Lecture: Information structure in speech synthesis

Improving the naturalness of German text-to-speech synthesis by means of a more context-appropriate prosody

The term ‘information structure’ refers to a way of forming a message in a way that makes it most easily understandable for the hearer against the background of a certain context (Féry & Krifka 2008). Two examples for information-structural statuses are theme and focus. The theme of an utterance can be defined as what the utterance is about while the focus is often defined as the new information of the sentence (e.g., by Halliday 1967 or Vallduví & Engdahl 1996). Recent studies have shown for various languages that the naturalness of synthetic voices improves when their prosodic structure matches the thematicity of the sentence parts (see, e.g., Meurers et al. 2011, and Domínguez et al. 2018 for German, or Vanrell et al. 2013 for Catalan). Against the background of the well-established finding that information structure is reflected in prosody in many languages (Halliday 1967; Chafe 1976; Vallduví 1993), this is not surprising and there is reason to assume that the same holds for other information-structural categories.

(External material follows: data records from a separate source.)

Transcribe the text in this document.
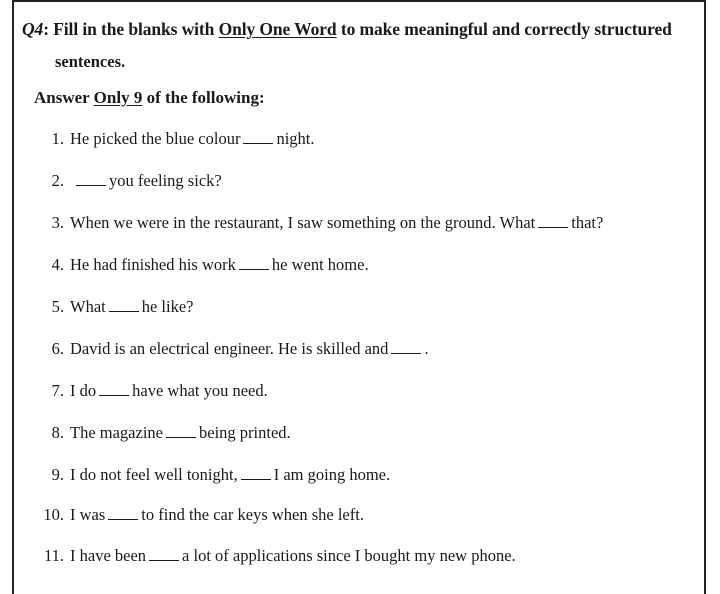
Q4: Fill in the blanks with Only One Word to make meaningful and correctly structured
sentences.
Answer Only 9 of the following:
1. He picked the blue colour night.
2.	you feeling sick?
3. When we were in the restaurant, I saw something on the ground. What that?
4. He had finished his work he went home.
5. What he like?
6. David is an electrical engineer. He is skilled and .
7. I do have what you need.
8. The magazine being printed.
9. I do not feel well tonight, I am going home.
10. I was to find the car keys when she left.
11. I have been a lot of applications since I bought my new phone.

To test this assumption, I will investigate whether the naturalness of a German synthetic voice can profit from an intonation that matches the focus structure of the sentence. Based on Domínguez et al. (2018) who have shown that the mean opinion score (MOS) for a synthetic voice improves when the prosody is automatically or manually modified in accordance with thematicity, I hypothesize that the MOS for a German synthetic voice will also improve when the prosody is modified to match the focus structure.

To that aim, I am planning to synthesize two German voices - one with and one without a focus-matching prosody - and compare their MOS’s. To create these voices, I will either train an existing statistical-parametric-speech-synthesis (SPSS) based TTS system once with focus/non-focus labels and once without focus/non-focus labels or I will adopt the strategy of Domínguez et al. (2018) who used an open-source TTS software and enriched the default synthesized speech with prosodic information according to the thematicity of the corresponding sentence parts.

A result that confirms my hypothesis would suggest that information-structural categories should be included in the creation of synthetic voices in order to make them sound more natural.